The answer is the enduring weakness of the Coalition in Queensland. Ever since Bjelke-Peterson destroyed the Liberals in 1986 to win an absolute majority in Queensland Parliament and then launched the ‘Joh for PM’ campaign that probably cost John Howard victory in the 1987 Federal election the Liberals have been the junior Party of Queensland conservative politics. The result has been 20 years of Coalition instability with Labor ruling for 15 of the last 17 years.
Federally, Queensland is a conservative State. In 2004, the Liberals won 17 Federal seats in Queensland to Labor’s 6, with the Nationals holding 4. Since the March 1996 Federal election, when Labor won just two seats in the whole State, the Liberal Party has held on to nearly all its south-east Queensland gains. Brisbane also has a popular Liberal Lord-Mayor, Campbell Newman.
It is these ‘Beattie Liberals’ who vote Labor in State elections who best explain why the ALP seems likely to canter to victory on Saturday.
On every count, this has been one of the most disastrous Liberal campaigns of recent history. It began with the dumping of the underwhelming but experienced Bob Quinn as leader, in favour of the underwhelming and inexperienced Dr Bruce Flegg. Flegg’s timing proved inauspicious: the Premier called an early election almost immediately, leaving Flegg with no time to bed down his leadership or gain profile in the electorate. The Liberals also had to re-shoot their TV campaign ads, which had all featured Bob Quinn.
Flegg, a former GP with extensive business interests, must have looked an ideal candidate to win votes from Peter Beattie on health. But he has proved an unusually inept media performer, seemingly unable to state a line and hold to it.
Flegg’s inability to decide who would be Queensland Premier in the event of a Coalition majority was a key early error. Would it be Lawrence Springborg, the Nationals leader, even if the Liberals won more seats? First Flegg said no, then reversed himself, then compounded the gaffe by referring to the confusion as ‘having a blonde moment.’ His blonde-haired chief-of-staff, Cathy Uechtritz, is reported to have tried to resign after the comment. Senior Federal Party staffer Graeme Hallett had to be flown in to try and clean up the mess.
Even basic event management has been beyond the Liberals during this campaign a point hilariously demonstrated when Flegg got kicked out of a shopping mall meet-and-greet in suburban Kippa-Ring by security.

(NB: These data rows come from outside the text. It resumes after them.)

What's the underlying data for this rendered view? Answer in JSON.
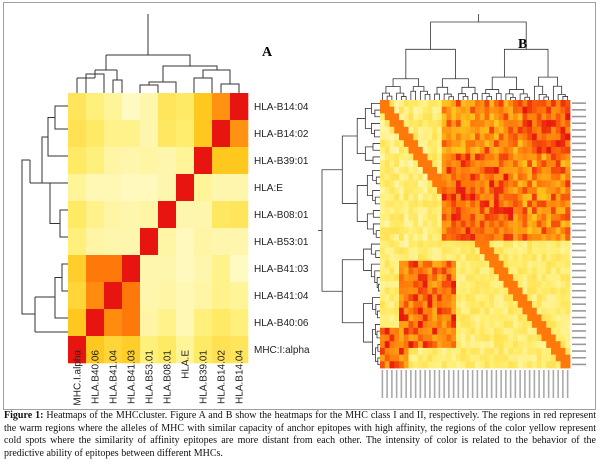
{
  "panel_a": {
    "label": "A",
    "row_labels": [
      "HLA-B14:04",
      "HLA-B14:02",
      "HLA-B39:01",
      "HLA:E",
      "HLA-B08:01",
      "HLA-B53:01",
      "HLA-B41:03",
      "HLA-B41:04",
      "HLA-B40:06",
      "MHC:I:alpha"
    ],
    "col_labels": [
      "MHC.I.alpha",
      "HLA.B40.06",
      "HLA.B41.04",
      "HLA.B41.03",
      "HLA.B53.01",
      "HLA.B08.01",
      "HLA.E",
      "HLA.B39.01",
      "HLA.B14.02",
      "HLA.B14.04"
    ]
  },
  "panel_b": {
    "label": "B"
  },
  "caption": {
    "label": "Figure 1:",
    "text": "Heatmaps of the MHCcluster. Figure A and B show the heatmaps for the MHC class I and II, respectively. The regions in red represent the warm regions where the alleles of MHC with similar capacity of anchor epitopes with high affinity, the regions of the color yellow represent cold spots where the similarity of affinity epitopes are more distant from each other. The intensity of color is related to the behavior of the predictive ability of epitopes between different MHCs."
  },
  "chart_data": [
    {
      "type": "heatmap",
      "title": "A",
      "rows": [
        "HLA-B14:04",
        "HLA-B14:02",
        "HLA-B39:01",
        "HLA:E",
        "HLA-B08:01",
        "HLA-B53:01",
        "HLA-B41:03",
        "HLA-B41:04",
        "HLA-B40:06",
        "MHC:I:alpha"
      ],
      "columns": [
        "MHC.I.alpha",
        "HLA.B40.06",
        "HLA.B41.04",
        "HLA.B41.03",
        "HLA.B53.01",
        "HLA.B08.01",
        "HLA.E",
        "HLA.B39.01",
        "HLA.B14.02",
        "HLA.B14.04"
      ],
      "scale": "0 = light yellow (distant) to 1 = red (similar)",
      "values": [
        [
          0.32,
          0.22,
          0.15,
          0.05,
          0.1,
          0.32,
          0.28,
          0.55,
          0.75,
          1.0
        ],
        [
          0.35,
          0.28,
          0.18,
          0.18,
          0.1,
          0.3,
          0.25,
          0.55,
          1.0,
          0.75
        ],
        [
          0.28,
          0.22,
          0.12,
          0.1,
          0.12,
          0.1,
          0.15,
          1.0,
          0.55,
          0.55
        ],
        [
          0.15,
          0.08,
          0.08,
          0.06,
          0.06,
          0.1,
          1.0,
          0.15,
          0.1,
          0.1
        ],
        [
          0.28,
          0.18,
          0.12,
          0.1,
          0.12,
          1.0,
          0.1,
          0.1,
          0.3,
          0.32
        ],
        [
          0.22,
          0.12,
          0.1,
          0.1,
          1.0,
          0.12,
          0.06,
          0.12,
          0.1,
          0.1
        ],
        [
          0.5,
          0.85,
          0.85,
          1.0,
          0.1,
          0.1,
          0.06,
          0.1,
          0.18,
          0.05
        ],
        [
          0.45,
          0.78,
          1.0,
          0.85,
          0.1,
          0.12,
          0.08,
          0.12,
          0.18,
          0.15
        ],
        [
          0.55,
          1.0,
          0.78,
          0.85,
          0.12,
          0.18,
          0.08,
          0.22,
          0.28,
          0.22
        ],
        [
          1.0,
          0.55,
          0.45,
          0.5,
          0.22,
          0.28,
          0.15,
          0.28,
          0.35,
          0.32
        ]
      ]
    },
    {
      "type": "heatmap",
      "title": "B",
      "rows": [],
      "columns": [],
      "description": "MHC class II heatmap with hierarchical dendrograms; red clusters top-right and bottom-left, yellow elsewhere"
    }
  ]
}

His staff had apparently neglected to check the media call with the shopping mall’s management.
Throughout it all, Nationals leader Lawrence Springborg has soldiered on bravely, fighting a seemingly impossible battle against both the slick Labor machine and at times against his not-so-slick Liberal colleagues.
Springborg, a self-educated farmer from south-west Queensland, is a solid if uninspiring campaigner, and preserves an image of moral decency in an increasingly slippery political scene. The recently floated Liberal-National merger (as ‘New Liberal’) was Springborg’s cherished dream the only way, he believed, to wrest government from Labor. But the idea was cynically shot down in a week by Federal power-brokers from both Parties.
Despite Beattie’s lead in the polls, the Liberals and Nationals (for they are barely a Coalition) are running hard in the last week of the campaign in the hope of exploiting a belief in the electorate that Beattie is certain to win. They are airing some unusually hard-hitting TV ads, featuring relatives of patients who died in Queensland public hospitals.
But it is unlikely to matter. Pauline Hanson might have summed it up when she was recen
tly quoted by AAP: ‘ She said Mr Beattie was not the man to run Queensland but he was standing against œshit opposition. ’
With a strong economy (unemployment in Queensland is running at 4.5 per cent) and strong, if ever-apologetic, leadership, Team Beattie looks set to entrench its position as the longest-serving Labor Government in Australia.